Pedernal se detuvo frente a una amplia puerta de dos batientes, de manera que obstruía con el cuerpo la luz que quedaba entre ellas, evidentemente para impedir que Seda viese cierto objeto.

— Pues le decía que hace trescientos años no había tantos bíos. Un montón de trabajos corrían por cuenta de los quimis. Parte hacíamos los soldados, pero la mayoría los hacían los civiles. Quizás usted conozca algunos. No llevan coraza y tienen un software diferente.

— Lamento decirle que en gran medida hoy han desaparecido -le dijo Seda.

— Sí, y pienso que ahí el viejo Pas metió un poco la pata. Yo y una quimi podríamos hacer un crío. ¿Sabe?

— Por cierto.

— Cada uno cargado con la mitad de los planes. Pero el hecho es que con suerte podría llevarnos un año, y sin suerte veinte, mientras que ustedes los bíos pueden hacer la labor principal una noche cualquiera después del trabajo.

— Créeme -le dijo Seda-, lo digo de todo corazón: ojalá os parecierais más a nosotros y nosotros más a vosotros. En mi vida he sido más sincero.
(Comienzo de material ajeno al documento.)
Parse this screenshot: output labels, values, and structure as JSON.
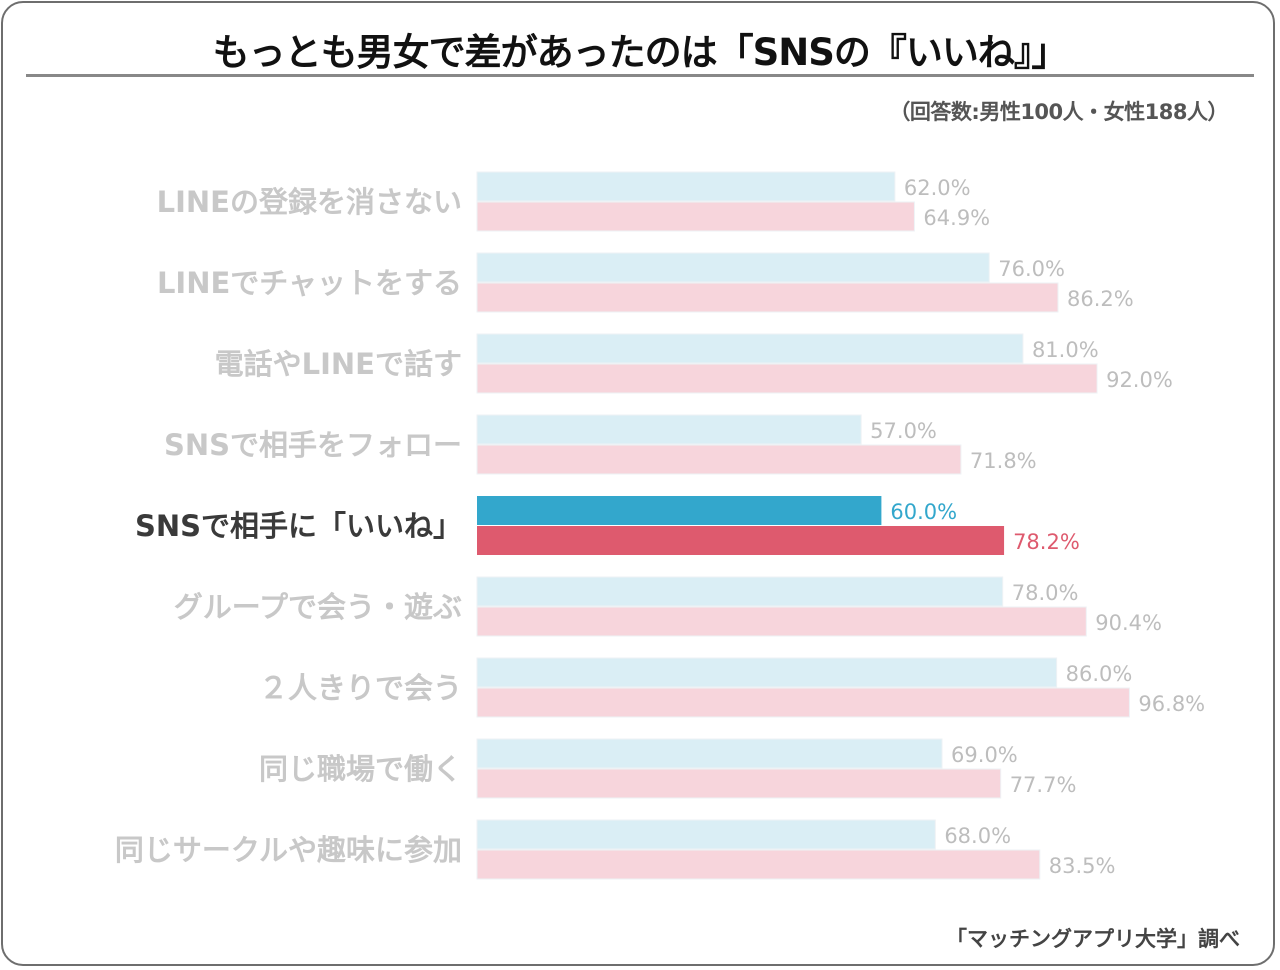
{
  "header": {
    "title": "もっとも男女で差があったのは「SNSの『いいね』」",
    "note": "（回答数:男性100人・女性188人）"
  },
  "footer": {
    "source": "「マッチングアプリ大学」調べ"
  },
  "colors": {
    "male_muted": "#daeef5",
    "female_muted": "#f7d5dc",
    "male_highlight": "#33a7cc",
    "female_highlight": "#de5a6e",
    "label_muted": "#c8c8c8",
    "label_highlight": "#3a3a3a",
    "value_muted": "#bdbdbd"
  },
  "chart_data": {
    "type": "bar",
    "orientation": "horizontal",
    "title": "もっとも男女で差があったのは「SNSの『いいね』」",
    "xlabel": "",
    "ylabel": "",
    "xlim": [
      0,
      100
    ],
    "unit": "%",
    "grid": false,
    "highlight_index": 4,
    "categories": [
      "LINEの登録を消さない",
      "LINEでチャットをする",
      "電話やLINEで話す",
      "SNSで相手をフォロー",
      "SNSで相手に「いいね」",
      "グループで会う・遊ぶ",
      "２人きりで会う",
      "同じ職場で働く",
      "同じサークルや趣味に参加"
    ],
    "series": [
      {
        "name": "男性",
        "values": [
          62.0,
          76.0,
          81.0,
          57.0,
          60.0,
          78.0,
          86.0,
          69.0,
          68.0
        ],
        "labels": [
          "62.0%",
          "76.0%",
          "81.0%",
          "57.0%",
          "60.0%",
          "78.0%",
          "86.0%",
          "69.0%",
          "68.0%"
        ]
      },
      {
        "name": "女性",
        "values": [
          64.9,
          86.2,
          92.0,
          71.8,
          78.2,
          90.4,
          96.8,
          77.7,
          83.5
        ],
        "labels": [
          "64.9%",
          "86.2%",
          "92.0%",
          "71.8%",
          "78.2%",
          "90.4%",
          "96.8%",
          "77.7%",
          "83.5%"
        ]
      }
    ]
  }
}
— Gracias. En fin, como sea, pasado un tiempo llegó a haber más bíos y las herramientas mejoraron, sobre todo porque aún había por ahí muchos quimis para hacerlas. También había unos cuantos trabucos circulando en todas las ciudades que habían entrado en alguna guerra, porque habían muerto los soldados que los usaban. En realidad hacer un trabuco no es tan difícil. Hay que tener algunas barras de acero y un torno para el cañón, y no está de más una fresadora. Pero nada de lo que hace una fresadora no puede hacerlo igual de bien alguien cuidadoso con unas limas y un taladro manual, si tiene tiempo.

Pedernal incluyó el arsenal entero en un gesto.

— Henos aquí, pues. No tan firmes como antes, y todos dispuestos a echarle la culpa al viejo Pas a la primera derrota.

— Parece una pena -dijo Seda, pensativo.

— Arriba el ánimo, Pátera. Aquí mismo está lo mejor que tengo para mostrarle. Como es augur lo he reservado para lo último, o casi lo último, bueno. ¿Ha oído hablar de lo que llaman el sello de Pas?

A Seda se le desorbitaron los ojos de asombro.

— Por cierto que sí. Se lo menciona en el Perdón. «Haced mi voluntad, vivid pacíficamente, multiplicaos y no perturbéis mi sello. Así escaparéis a mi cólera.»

Con una nueva sonrisa burlona, Pedernal echó la cabeza atrás.

— ¿Alguna vez lo ha visto?

— Hombre, no. El sello de Pas… hasta donde yo sé, en todo caso, en buena medida es una metáfora. Si yo te confesara, por ejemplo, todo lo que llegara a saber durante la confesión quedaría bajo el sello de Pas, para no ser divulgado nunca a un tercero sin tu expreso consentimiento.

— Bien, eche un vistazo -dijo Pedernal, y dio un paso al costado.

A la altura de la cintura, en la línea de contacto entre las dos puertas se veían una mancha de material sintético. Seda hincó una rodilla para leer las letras y números impresos.